Характерной чертой рассматриваемого периода является значительное увеличение удельного веса фантастической сатиры, фантастического гротеска («Конец здравого смысла» Ан. Шишко, «Блеф» Рис Уилки Ли), появляющегося не только в «собственно фантастике», но и в творчестве многих крупных писателей-реалистов (таковы более ранние «Трест Д.Е.» И.Эренбурга, «Крушение республики Итль» Б.Лавренева).

Если в ранней фантастике критика буржуазной действительности и утверждение революционного идеала шли параллельно и «катастрофа», сметающая один строй и устанавливающая другой, была сюжетным выражением этого двуединого идейного мотива, то в фантастической сатире и гротеске этот мотив расщепляется, оставляя лишь свой критический, обличительный пафос.

Наконец, появляются фантастическая сатира, обращенная «внутрь», клеймящая мещанство, бюрократизм — главных противников социалистического строительства, — и фантастический гротеск, порожденный фантасмагорическим нэповским бытом.

Лучшим образцом такой сатиры были «Клоп» и «Баня» Владимира Маяковского; талантливым, но долго замалчивавшимся создателем советского фантастического гротеска был Михаил Булгаков («Дьяволиада», «Роковые яйца», «Мастер и Маргарита»).

Таким образом, в фантастике в конце 20-х годов происходили как бы уменьшение внутренней масштабности событий и одновременно переход фантастического элемента на роль вспомогательного приема; но в то же время расширялся диапазон фантастики в целом, она проникала в соседние жанры и виды литературы, осваивала новые темы, обживала «мир деталей».

В лучших произведениях фантастики того времени легко заметить все эти особенности. Характерными образцами могут служить, например, книги Юрия Смолича «Хозяйство доктора Гальванеску», «Еще одна прекрасная катастрофа». В первой рассказывается об экспериментах фашиствующего румынского ученого, который пытается «оздоровить» и спасти капитализм с помощью создания «живых роботов», о борьбе советских и румынских комсомольцев с Гальванеску, борьбе, которая кончается поражением Гальванеску, несмотря на то, что за ним стоит вся сила буржуазной государственно-полицейской машины. Во второй книге Смолич рисует крах наивной попытки прогрессивного индийского ученого создать в условиях капиталистического общества «социальную медицину», сочетающую фантастическое достижение науки (открытие целебных свойств цветных излучений) с улучшением быта тружеников. Катастрофа, постигшая героя, «прекрасна», ибо она обнажает подлинную, антигуманную природу капиталистического строя.
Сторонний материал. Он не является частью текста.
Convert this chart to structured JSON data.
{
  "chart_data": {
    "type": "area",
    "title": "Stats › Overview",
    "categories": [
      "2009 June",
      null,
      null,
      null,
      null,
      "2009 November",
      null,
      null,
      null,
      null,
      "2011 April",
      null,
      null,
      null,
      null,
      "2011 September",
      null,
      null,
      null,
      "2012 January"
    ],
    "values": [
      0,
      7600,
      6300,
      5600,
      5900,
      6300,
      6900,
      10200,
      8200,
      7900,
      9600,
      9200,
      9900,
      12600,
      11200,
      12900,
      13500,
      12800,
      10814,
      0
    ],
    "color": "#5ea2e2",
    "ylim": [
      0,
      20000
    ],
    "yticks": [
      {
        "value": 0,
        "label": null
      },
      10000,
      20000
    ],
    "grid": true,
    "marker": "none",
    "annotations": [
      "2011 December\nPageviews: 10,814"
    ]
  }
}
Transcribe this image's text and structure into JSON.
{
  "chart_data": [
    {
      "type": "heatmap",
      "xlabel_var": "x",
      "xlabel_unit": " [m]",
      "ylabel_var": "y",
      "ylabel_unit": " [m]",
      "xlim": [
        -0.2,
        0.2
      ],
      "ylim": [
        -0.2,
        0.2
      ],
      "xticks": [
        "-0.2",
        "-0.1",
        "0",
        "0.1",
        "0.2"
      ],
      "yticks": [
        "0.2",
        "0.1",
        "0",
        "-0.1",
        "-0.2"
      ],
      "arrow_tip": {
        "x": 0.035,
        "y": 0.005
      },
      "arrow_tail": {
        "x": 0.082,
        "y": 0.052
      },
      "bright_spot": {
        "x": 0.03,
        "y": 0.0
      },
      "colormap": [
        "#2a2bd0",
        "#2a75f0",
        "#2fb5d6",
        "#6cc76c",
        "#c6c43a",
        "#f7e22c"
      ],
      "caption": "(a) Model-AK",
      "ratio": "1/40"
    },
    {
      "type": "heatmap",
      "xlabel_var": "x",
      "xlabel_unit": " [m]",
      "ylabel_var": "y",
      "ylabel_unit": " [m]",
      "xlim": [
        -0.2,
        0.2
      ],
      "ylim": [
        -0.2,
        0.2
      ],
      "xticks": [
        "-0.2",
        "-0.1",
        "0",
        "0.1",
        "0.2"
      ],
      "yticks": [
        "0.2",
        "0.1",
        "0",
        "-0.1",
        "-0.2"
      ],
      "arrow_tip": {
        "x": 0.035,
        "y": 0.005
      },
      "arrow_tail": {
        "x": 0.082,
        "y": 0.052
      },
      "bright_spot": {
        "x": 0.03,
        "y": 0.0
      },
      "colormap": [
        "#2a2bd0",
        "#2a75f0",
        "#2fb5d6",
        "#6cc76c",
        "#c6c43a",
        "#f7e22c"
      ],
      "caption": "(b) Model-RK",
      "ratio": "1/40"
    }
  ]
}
«Катастрофы» этой фантастики не ниспровергают капитализм; они его разоблачают, показывают его противоречивость, которая сама должна привести к краху.

В повести Вс. Валюсинского «Большая Земля» рассказывается о фантастическом средстве, уменьшающем размеры живых существ; за открытием охотятся промышленные магнаты: еще бы! — можно превратить рабочих в покорных пигмеев.

И хотя в повести рассказывается о начале войны капиталистических держав против СССР (оккупация Архангельска), однако далее события не развиваются: и мир, и люди, и герои возвращаются к норме, к обычной жизни.

Сходная узость в решении темы ощущается и во втором романе этого, несомненно, талантливого писателя — «Пять бессмертных».

Интересно, что в слабых, подражательных романах Сергея Беляева — «Радиомозг» и «Истребитель 2Y» (переизданный накануне войны под названием «Истребитель 2Z») — внешнее сюжетное сходство с «Гиперболоидом инженера Гарина» особенно резко подчеркивает принципиально изменившийся подход к теме: вместо исторически обусловленного краха затеи Гарина — здесь обусловленное роковыми случайностями поражение Урландо; вместо глобальных социальных противоречий и борьбы двух лагерей — здесь шпионско-диверсионная борьба, приключенчество и т. д.